Den Enttäuschungen hat Ana Blandiana nichts als Anstand, Verstand und poetische Sensibilität entgegenzusetzen. In ihrem unbestechlichen Nachdenken allerdings meidet sie jede Bitterkeit. Selbstdisziplin, gestählt in so vielen Auseinandersetzungen mit dem kommunistischen und dem kryptokommunistischen Apparat und dessen Profiteuren vor1989, erst recht aber danach, befähigt sie zu der Einsicht, dass selbst die ärgste Verkrüppelung, die dem Menschen angetan wird, nicht anders ist als eben menschlich. Menschenliebe bedeutet harte Arbeit, die aber hat ein Schriftsteller zu leisten, noch ehe er sich an sich selbst abarbeitet. Dies tut die Autorin mit derselben Disziplin und ohne Beschönigung – verpflichtet nur einer Schönheit, die in der Offenheit und Klarheit des sprachlichen Ausdrucks liegt. Folgerichtig ist darum, dass sie sich – auch auf Nachfrage – ausdrücklich nicht bereitfindet, etwa auf das generische Maskulinum zu verzichten. Ihr Entgegenkommen dem deutschen Leser gegenüber dokumentiert sie dafür mit den in Fußnoten und einem Anhang gebotenen Erläuterungen.
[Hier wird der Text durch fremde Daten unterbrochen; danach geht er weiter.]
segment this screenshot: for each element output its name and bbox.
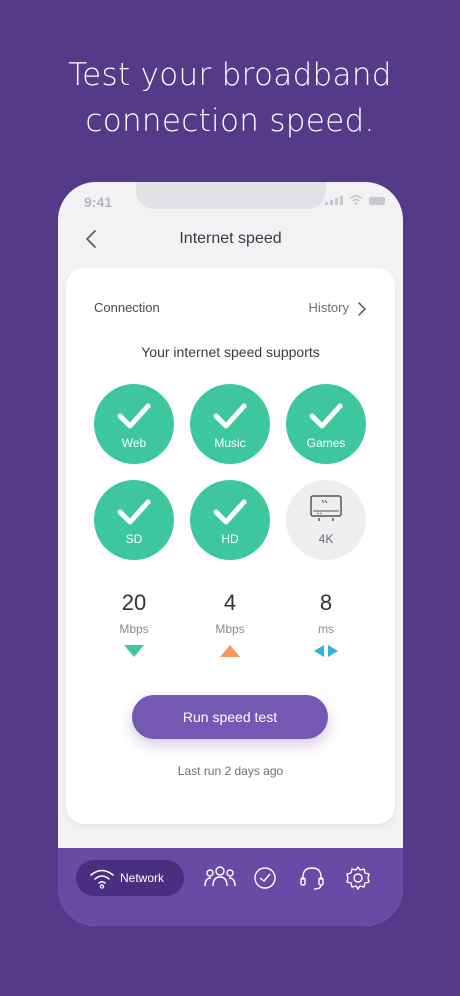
tab-settings[interactable] — [341, 862, 375, 894]
headline-line-1: Test your broadband — [68, 57, 392, 93]
tab-network[interactable]: Network — [76, 860, 184, 896]
capability-grid: Web Music Games SD HD 4K — [94, 384, 367, 560]
capability-sd: SD — [94, 480, 174, 560]
capability-label: SD — [125, 532, 143, 546]
gear-icon — [346, 866, 370, 890]
nav-bar: Internet speed — [58, 222, 403, 256]
check-icon — [117, 499, 151, 525]
tab-people[interactable] — [203, 862, 237, 894]
capability-label: Games — [306, 436, 346, 450]
history-link[interactable]: History — [309, 300, 349, 315]
upload-unit: Mbps — [215, 622, 245, 636]
ping-value: 8 — [319, 590, 333, 615]
connection-label: Connection — [94, 300, 160, 315]
speed-card: Connection History Your internet speed s… — [66, 268, 395, 824]
capability-web: Web — [94, 384, 174, 464]
people-icon — [204, 866, 236, 887]
supports-heading: Your internet speed supports — [141, 344, 320, 360]
check-icon — [213, 403, 247, 429]
upload-arrow-icon — [220, 645, 240, 657]
card-header-row: Connection History — [94, 300, 367, 320]
download-metric: 20 Mbps — [94, 590, 174, 658]
capability-hd: HD — [190, 480, 270, 560]
download-value: 20 — [121, 590, 147, 615]
capability-label: 4K — [318, 532, 334, 546]
wifi-icon — [90, 869, 114, 889]
tv-icon — [310, 495, 342, 521]
capability-4k: 4K — [286, 480, 366, 560]
capability-games: Games — [286, 384, 366, 464]
check-icon — [117, 403, 151, 429]
phone-frame: 9:41 Internet speed Connection History Y… — [58, 182, 403, 926]
wifi-status-icon — [349, 195, 363, 205]
capability-label: HD — [221, 532, 239, 546]
capability-label: Music — [214, 436, 246, 450]
headset-icon — [300, 867, 324, 890]
capability-label: Web — [121, 436, 147, 450]
download-unit: Mbps — [119, 622, 149, 636]
capability-music: Music — [190, 384, 270, 464]
headline: Test your broadband connection speed. — [0, 52, 460, 144]
run-speed-test-button[interactable]: Run speed test — [132, 695, 328, 739]
battery-icon — [369, 197, 385, 205]
ping-metric: 8 ms — [286, 590, 366, 658]
tab-support[interactable] — [295, 862, 329, 894]
upload-metric: 4 Mbps — [190, 590, 270, 658]
check-icon — [309, 403, 343, 429]
tab-clock[interactable] — [248, 862, 282, 894]
signal-icon — [325, 196, 343, 205]
chevron-right-icon[interactable] — [357, 301, 367, 317]
download-arrow-icon — [124, 645, 144, 657]
phone-notch — [136, 182, 326, 209]
speed-metrics: 20 Mbps 4 Mbps 8 ms — [94, 590, 367, 670]
check-icon — [213, 499, 247, 525]
status-icons — [325, 195, 385, 205]
last-run-text: Last run 2 days ago — [177, 764, 284, 778]
headline-line-2: connection speed. — [85, 103, 375, 139]
status-time: 9:41 — [84, 194, 113, 210]
ping-unit: ms — [318, 622, 334, 636]
upload-value: 4 — [223, 590, 237, 615]
ping-arrows-icon — [314, 645, 338, 657]
clock-icon — [254, 867, 276, 889]
page-title: Internet speed — [179, 230, 282, 247]
tab-network-label: Network — [120, 871, 165, 885]
tab-bar: Network — [58, 848, 403, 926]
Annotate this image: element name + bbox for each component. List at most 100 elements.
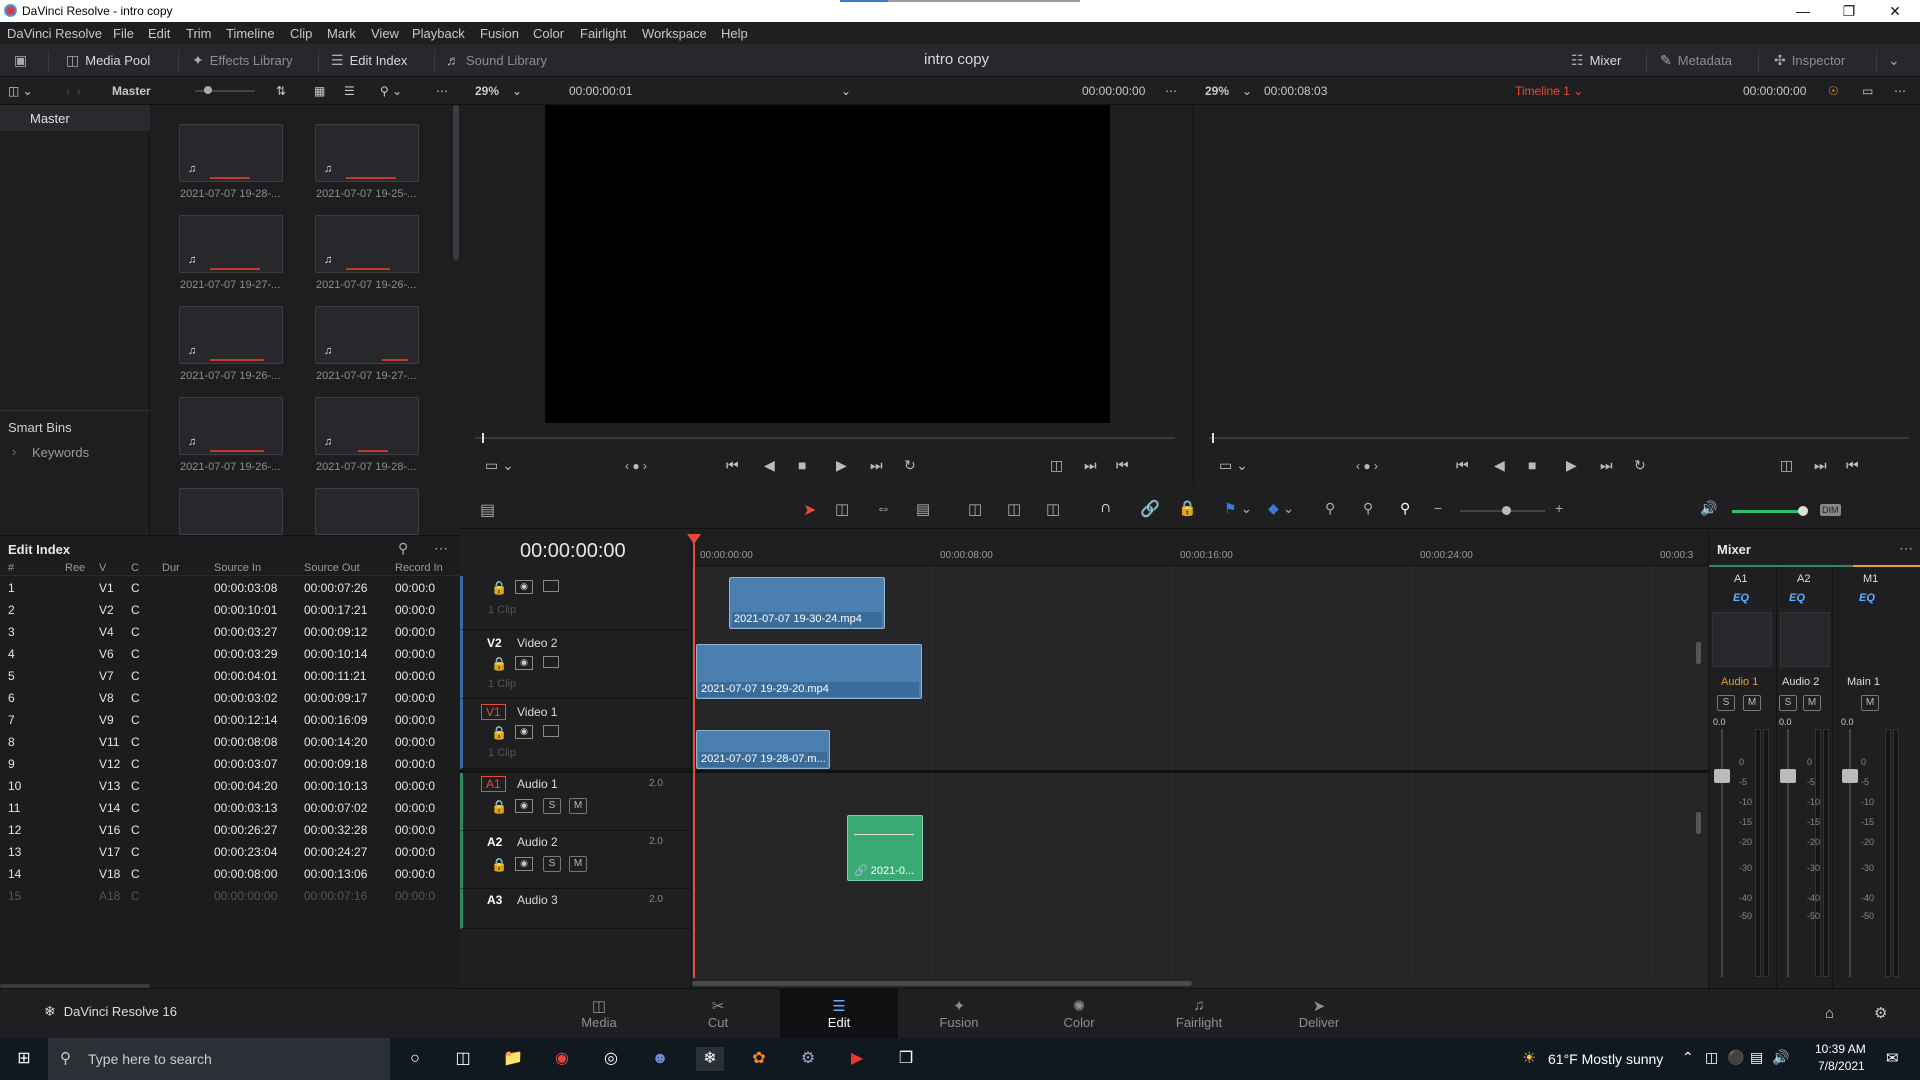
table-row[interactable]: 5 V7 C 00:00:04:01 00:00:11:21 00:00:0 (0, 666, 460, 688)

In der Gestalt von Ana Blandiana lebt der europäische Geist Rumäniens, den selbst kluge Landsleute unter den Trümmern der fremdbestimmten, aber auch selbstverschuldeten Vergangenheit verschüttet geglaubt haben. Die Klage über all die Momente historischen Versagens gipfelt bei ihr nie in resignativer Erbitterung, sondern ist stets Anlass zu elegischer Besinnung und rigoroser Reflexion. Weibliche Sanftmut und lyrische Empfindsamkeit gehen einher mit bohrenden Fragen nach den Gründen längst nicht bewältigter Unmündigkeit und dem Umgang damit, dem Ausgang daraus. Die Strahlkraft der Texte verdankt sich dichterischer (Zu-)Gewandtheit ebenso wie sittlicher Standhaftigkeit. Selbst niederschmetternde Urteile über Personen der Zeitgeschichte ebenso wie über rumänische Eigenheiten, die Ana Blandiana einem schwankenden „Volkscharakter“ zuschreibt, geraten ihr zu umsichtig dialektischen, nachgerade verständnisinnigen Plädoyers für Menschlich-Allzumenschliches.